Social engagement is sought-after currency for many brands, B2B companies, and nonprofit organizations. However, how to actually attain and maintain high levels of engagement with your customer ecosystem is less clear. Part of that has to do with a fuzzy understanding of the real business impact that engaged customers can deliver.
For many marketing and customer care executives, customer engagement is still a pie-in-the-sky concept with few metrics and no way to measure its impact. They know that it is important, but can't pinpoint just how engaging your customers can impact core business goals. We developed the following mnemonic device to remind companies and associations of the power that engaged customers or members can bring to an organization.
What Can a R-E-L-A-T-I-O-N-S-H-I-P Do For Your Organization?
RReach. When you are starting a revolution or trying to differentiate yourself in your industry by spreading ideas about a new way to do business or solve a pervasive problem, who better to help you expand the reach of your message than engaged customers who buy into, and are already seeing the results of, your ideas.
EEvent Attendance. When you increase customer engagement, both awareness of, and interest in, your events and conferences rises. If you provide the platform for your customers to engage your organization and each other, the in-person events are just an extension of that existing conversation and community.
LLower Support Costs. Engaged customers are educated customers. You'll gain more control over support costs by working with customers who have a greater understanding of their needs and your solutions, as well as by empowering customers to help other customers.
AAdvocates. Along with spreading news about their positive experience with your brand, engaged customers advocate in the form of referrals, strong references, good reviews, and top ratings.
TTolerance. No product, sales, or support team is perfect. We all make mistakes. When your customers are engaged, they have a deeper understanding of your organization and are quicker to forgive you when mistakes impact them.
IInformation on Your Market. A steady stream of data about your market's problems is invaluable in developing products, positioning, and marketing messages that resonate with your target audience.
OOpportunities to Increase Your Footprint. When your company occupies a greater share of your customer's mind and budget, you'll not only be the first company your customer looks to for additional solutions, but they have a vested interest in your success.
NNet Profit. When customers are kept engaged, you can increase the lifetime value of each customer by extending the duration of the relationship as well as capitalizing on new sales opportunities with existing customers. If they have a problem that they are trying to solve, you will likely be the uncontested first company they reach out to in order to see if you have a solution.
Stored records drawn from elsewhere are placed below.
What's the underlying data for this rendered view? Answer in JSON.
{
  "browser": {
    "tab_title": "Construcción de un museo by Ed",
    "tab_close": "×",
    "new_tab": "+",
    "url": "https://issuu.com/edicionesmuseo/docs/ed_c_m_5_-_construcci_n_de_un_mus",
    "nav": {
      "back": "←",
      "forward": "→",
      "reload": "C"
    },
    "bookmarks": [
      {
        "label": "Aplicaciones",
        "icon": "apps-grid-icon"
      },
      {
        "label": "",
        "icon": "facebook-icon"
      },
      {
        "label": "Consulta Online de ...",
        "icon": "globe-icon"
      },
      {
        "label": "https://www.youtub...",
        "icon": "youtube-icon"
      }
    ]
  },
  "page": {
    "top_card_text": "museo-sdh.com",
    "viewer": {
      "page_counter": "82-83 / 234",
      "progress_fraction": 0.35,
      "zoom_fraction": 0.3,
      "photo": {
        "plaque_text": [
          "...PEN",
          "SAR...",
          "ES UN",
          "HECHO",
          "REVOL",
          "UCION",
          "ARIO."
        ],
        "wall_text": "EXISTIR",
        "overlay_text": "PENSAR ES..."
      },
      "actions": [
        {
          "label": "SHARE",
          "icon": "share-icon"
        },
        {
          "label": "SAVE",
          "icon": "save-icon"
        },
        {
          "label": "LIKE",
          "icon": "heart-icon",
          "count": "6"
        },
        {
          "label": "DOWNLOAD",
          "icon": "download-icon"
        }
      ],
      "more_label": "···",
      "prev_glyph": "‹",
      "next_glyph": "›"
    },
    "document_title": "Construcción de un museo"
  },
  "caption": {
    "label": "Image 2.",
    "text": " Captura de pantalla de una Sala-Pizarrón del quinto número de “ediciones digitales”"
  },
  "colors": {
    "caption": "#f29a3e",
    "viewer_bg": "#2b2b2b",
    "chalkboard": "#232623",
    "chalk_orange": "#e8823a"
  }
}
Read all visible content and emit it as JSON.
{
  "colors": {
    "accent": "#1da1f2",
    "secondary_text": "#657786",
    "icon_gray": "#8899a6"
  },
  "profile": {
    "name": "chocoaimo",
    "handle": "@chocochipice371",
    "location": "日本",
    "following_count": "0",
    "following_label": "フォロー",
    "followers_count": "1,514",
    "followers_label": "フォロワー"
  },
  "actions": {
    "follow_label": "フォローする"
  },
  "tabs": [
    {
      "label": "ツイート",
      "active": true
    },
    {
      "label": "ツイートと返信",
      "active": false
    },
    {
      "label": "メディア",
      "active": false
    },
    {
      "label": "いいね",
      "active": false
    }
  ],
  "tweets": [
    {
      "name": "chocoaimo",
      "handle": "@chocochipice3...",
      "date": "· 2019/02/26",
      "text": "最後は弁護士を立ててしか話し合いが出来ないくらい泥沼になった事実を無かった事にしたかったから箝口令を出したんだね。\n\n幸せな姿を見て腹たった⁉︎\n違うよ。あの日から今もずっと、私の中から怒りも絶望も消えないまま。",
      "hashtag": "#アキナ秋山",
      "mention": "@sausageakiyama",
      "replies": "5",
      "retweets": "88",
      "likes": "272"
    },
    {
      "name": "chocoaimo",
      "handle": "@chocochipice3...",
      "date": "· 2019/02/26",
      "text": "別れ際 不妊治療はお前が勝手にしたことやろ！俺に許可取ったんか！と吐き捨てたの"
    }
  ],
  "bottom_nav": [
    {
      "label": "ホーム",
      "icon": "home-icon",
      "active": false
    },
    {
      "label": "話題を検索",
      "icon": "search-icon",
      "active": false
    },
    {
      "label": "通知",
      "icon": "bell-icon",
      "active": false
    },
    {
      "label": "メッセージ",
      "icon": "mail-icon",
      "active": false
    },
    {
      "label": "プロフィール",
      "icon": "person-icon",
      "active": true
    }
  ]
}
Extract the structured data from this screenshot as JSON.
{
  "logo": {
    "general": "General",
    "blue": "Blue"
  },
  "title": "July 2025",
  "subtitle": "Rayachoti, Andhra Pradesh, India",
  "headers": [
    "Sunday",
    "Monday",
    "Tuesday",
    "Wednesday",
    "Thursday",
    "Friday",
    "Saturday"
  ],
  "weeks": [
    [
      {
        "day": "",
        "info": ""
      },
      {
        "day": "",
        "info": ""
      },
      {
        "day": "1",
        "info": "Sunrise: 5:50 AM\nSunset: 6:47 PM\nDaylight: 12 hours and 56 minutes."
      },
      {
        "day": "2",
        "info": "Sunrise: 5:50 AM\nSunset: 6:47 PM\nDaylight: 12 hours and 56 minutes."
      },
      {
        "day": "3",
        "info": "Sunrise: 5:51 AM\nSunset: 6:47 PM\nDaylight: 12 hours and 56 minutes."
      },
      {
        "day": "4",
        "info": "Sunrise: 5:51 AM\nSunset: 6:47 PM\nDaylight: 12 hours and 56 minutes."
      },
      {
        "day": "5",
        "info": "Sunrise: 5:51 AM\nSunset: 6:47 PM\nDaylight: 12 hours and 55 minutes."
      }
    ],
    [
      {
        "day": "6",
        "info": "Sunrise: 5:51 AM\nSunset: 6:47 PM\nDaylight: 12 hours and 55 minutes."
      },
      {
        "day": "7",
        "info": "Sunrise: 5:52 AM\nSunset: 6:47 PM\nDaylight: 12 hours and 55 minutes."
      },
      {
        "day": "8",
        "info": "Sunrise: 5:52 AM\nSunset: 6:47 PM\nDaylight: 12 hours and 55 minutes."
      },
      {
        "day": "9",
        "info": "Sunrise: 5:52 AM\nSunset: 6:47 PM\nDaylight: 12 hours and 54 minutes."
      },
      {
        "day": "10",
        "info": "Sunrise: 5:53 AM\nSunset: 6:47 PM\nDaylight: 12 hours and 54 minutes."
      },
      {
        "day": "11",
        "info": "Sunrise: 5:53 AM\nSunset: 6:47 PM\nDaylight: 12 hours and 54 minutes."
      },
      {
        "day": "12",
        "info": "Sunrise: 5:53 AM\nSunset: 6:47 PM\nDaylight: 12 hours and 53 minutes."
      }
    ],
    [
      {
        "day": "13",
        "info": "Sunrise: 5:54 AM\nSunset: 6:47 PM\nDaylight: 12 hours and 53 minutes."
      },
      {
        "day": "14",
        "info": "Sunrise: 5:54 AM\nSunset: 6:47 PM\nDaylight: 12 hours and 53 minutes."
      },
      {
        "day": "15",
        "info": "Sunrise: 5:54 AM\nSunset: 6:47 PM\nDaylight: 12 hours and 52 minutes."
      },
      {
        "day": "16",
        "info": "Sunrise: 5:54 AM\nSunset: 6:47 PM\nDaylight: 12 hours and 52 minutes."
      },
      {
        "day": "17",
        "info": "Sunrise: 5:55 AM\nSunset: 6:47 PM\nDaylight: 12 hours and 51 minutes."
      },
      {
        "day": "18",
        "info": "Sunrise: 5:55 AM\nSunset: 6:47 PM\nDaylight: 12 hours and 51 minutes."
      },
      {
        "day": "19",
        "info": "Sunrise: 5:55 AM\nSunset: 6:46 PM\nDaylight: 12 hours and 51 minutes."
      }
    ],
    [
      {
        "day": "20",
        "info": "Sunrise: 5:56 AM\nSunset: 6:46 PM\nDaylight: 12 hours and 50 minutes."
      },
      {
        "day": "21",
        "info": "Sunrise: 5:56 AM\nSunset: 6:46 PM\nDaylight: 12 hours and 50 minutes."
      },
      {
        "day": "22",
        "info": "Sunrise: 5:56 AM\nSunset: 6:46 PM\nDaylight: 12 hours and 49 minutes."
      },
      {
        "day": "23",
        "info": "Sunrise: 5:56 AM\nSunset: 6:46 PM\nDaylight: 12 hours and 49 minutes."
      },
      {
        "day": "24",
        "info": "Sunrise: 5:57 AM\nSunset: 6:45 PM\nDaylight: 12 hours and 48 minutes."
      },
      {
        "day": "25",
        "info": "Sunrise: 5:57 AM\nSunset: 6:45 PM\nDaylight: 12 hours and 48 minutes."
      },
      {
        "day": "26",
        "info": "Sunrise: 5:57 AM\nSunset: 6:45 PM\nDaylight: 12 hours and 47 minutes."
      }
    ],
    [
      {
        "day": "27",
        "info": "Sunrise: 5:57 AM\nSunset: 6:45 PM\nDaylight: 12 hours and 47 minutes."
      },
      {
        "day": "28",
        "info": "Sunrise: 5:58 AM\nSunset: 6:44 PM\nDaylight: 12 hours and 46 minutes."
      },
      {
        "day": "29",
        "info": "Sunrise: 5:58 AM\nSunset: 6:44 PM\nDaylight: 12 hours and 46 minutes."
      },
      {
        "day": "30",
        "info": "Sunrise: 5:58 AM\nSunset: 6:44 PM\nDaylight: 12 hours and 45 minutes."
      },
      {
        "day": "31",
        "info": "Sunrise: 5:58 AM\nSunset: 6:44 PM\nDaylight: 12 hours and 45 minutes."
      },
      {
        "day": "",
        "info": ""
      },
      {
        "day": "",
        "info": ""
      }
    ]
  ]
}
SStanding. When you have the social proof that comes with an army of educated and engaged customers across your industry, investors, prospects, media, and legislators will find you much more credible and take your message (impact on the market) seriously.
HHurdles for Competitors. Retaining customers is one of the biggest windfalls of engagement. By some accounts, it costs companies 5X more to acquire new customers as it does keep existing ones. By engaging your customers, you are building a first line of defense when competitors unleash a new product or make their way past the gatekeeper into a meeting with your customers.
IInsight into Usage. Engaged customers share eye-opening information about how your products, complimentary products, and alternatives are being used. They'll also tell you about how they want to use your product or service in the future.
PPatience. When your customers are engaged, they feel heard. This gives your organization an opportunity to treat them as partners rather than transactions. They will be more patience when it comes to product updates, issue resolution, and the occasional missed deadline.
These pillars apply to both for-profit corporations and nonprofit organizations - from small businesses to international associations to the Fortune 500. You have heard the idiom, "Keep your friends close, and your enemies closer." You can now add, "and keep you customers closest," given the community-building tools available and the organization-wide impact that engaged customers can have.